Loading data and relevant groups

load

 load (data, idx=None, x=None, y=None, paired=None, id_col=None, ci=95,
       resamples=5000, random_seed=12345, proportional=False,
       delta2=False, experiment=None, experiment_label=None,
       x1_level=None, mini_meta=False, ps_adjust=False)

*Loads data in preparation for estimation statistics.
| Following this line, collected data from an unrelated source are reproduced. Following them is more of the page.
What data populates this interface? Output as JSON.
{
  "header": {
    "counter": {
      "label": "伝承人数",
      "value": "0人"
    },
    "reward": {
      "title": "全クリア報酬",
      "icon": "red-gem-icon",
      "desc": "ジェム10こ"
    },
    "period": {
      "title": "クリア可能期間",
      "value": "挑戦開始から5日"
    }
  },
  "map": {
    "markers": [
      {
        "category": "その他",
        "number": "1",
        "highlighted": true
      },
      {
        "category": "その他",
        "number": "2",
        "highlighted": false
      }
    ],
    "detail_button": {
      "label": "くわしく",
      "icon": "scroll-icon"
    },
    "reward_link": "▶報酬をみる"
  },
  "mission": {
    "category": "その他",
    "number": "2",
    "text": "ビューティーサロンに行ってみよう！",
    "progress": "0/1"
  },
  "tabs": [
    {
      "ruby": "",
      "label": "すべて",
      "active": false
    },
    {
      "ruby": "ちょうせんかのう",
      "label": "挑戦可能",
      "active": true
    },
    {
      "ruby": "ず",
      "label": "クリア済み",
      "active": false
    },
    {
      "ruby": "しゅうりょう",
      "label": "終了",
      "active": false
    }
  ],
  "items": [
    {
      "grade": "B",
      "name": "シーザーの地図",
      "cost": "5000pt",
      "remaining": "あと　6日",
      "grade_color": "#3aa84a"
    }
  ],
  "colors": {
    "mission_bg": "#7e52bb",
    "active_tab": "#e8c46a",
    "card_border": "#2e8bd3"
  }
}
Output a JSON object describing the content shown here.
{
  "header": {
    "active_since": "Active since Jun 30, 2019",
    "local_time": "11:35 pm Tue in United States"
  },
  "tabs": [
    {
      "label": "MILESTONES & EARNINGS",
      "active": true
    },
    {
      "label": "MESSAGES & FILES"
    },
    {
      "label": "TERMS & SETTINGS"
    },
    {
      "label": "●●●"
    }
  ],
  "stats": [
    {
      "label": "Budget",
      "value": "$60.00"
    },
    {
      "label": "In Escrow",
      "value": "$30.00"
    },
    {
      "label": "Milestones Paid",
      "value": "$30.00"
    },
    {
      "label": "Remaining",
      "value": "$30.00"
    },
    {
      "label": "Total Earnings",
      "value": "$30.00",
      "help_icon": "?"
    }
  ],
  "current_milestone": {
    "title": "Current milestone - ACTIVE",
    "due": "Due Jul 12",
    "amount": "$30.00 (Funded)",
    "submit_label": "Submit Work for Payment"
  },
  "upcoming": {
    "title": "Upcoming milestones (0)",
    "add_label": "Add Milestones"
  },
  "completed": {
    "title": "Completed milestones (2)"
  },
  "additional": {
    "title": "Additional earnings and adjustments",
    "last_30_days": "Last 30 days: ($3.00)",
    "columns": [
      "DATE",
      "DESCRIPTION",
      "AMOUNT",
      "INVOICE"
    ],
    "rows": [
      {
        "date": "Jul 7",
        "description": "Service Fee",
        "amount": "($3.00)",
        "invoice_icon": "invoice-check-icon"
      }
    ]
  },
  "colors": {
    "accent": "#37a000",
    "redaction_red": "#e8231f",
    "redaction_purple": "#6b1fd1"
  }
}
This is designed to work with pandas DataFrames.*

	Type	Default	Details
data	pandas DataFrame
idx	NoneType	None	List of column names (if ‘x’ is not supplied) or of category names (if ‘x’ is supplied). This can be expressed as a tuple of tuples, with each individual tuple producing its own contrast plot
x	NoneType	None	Column name(s) of the independent variable. This can be expressed as a list of 2 elements if and only if ‘delta2’ is True; otherwise it can only be a string.
y	NoneType	None	Column names for data to be plotted on the x-axis and y-axis.
paired	NoneType	None	The type of the experiment under which the data are obtained. If ‘paired’ is None then the data will not be treated as paired data in the subsequent calculations. If ‘paired’ is ‘baseline’, then in each tuple of x, other groups will be paired up with the first group (as control). If ‘paired’ is ‘sequential’, then in each tuple of x, each group will be paired up with its previous group (as control).
id_col	NoneType	None	Required if `paired` is True.
ci	int	95	The confidence interval width. The default of 95 produces 95% confidence intervals.
resamples	int	5000	The number of resamples taken to generate the bootstraps which are used to generate the confidence intervals.
random_seed	int	12345	This integer is used to seed the random number generator during bootstrap resampling, ensuring that the confidence intervals reported are replicable.
proportional	bool	False	An indicator of whether the data is binary or not. When set to True, it specifies that the data consists of binary data, where the values are limited to 0 and 1. The code is not suitable for analyzing proportion data that contains non-numeric values, such as strings like ‘yes’ and ‘no’. When False or not provided, the algorithm assumes that the data is continuous and uses a non-proportional representation.
delta2	bool	False	Indicator of delta-delta experiment
experiment	NoneType	None	The name of the column of the dataframe which contains the label of experiments
experiment_label	NoneType	None
x1_level	NoneType	None	A list of String to specify the order of subplots for delta-delta plots. This can be expressed as a list of 2 elements if and only if ‘delta2’ is True; otherwise it can only be a string.
mini_meta	bool	False	Indicator of weighted delta calculation.
ps_adjust	bool	False	Indicator of whether to adjust calculated p-value according to Phipson & Smyth (2010) # https://doi.org/10.2202/1544-6115.1585
Returns	A `Dabest` object.

prop_dataset

 prop_dataset (group:Union[list,tuple,numpy.ndarray,dict],
               group_names:Optional[list]=None)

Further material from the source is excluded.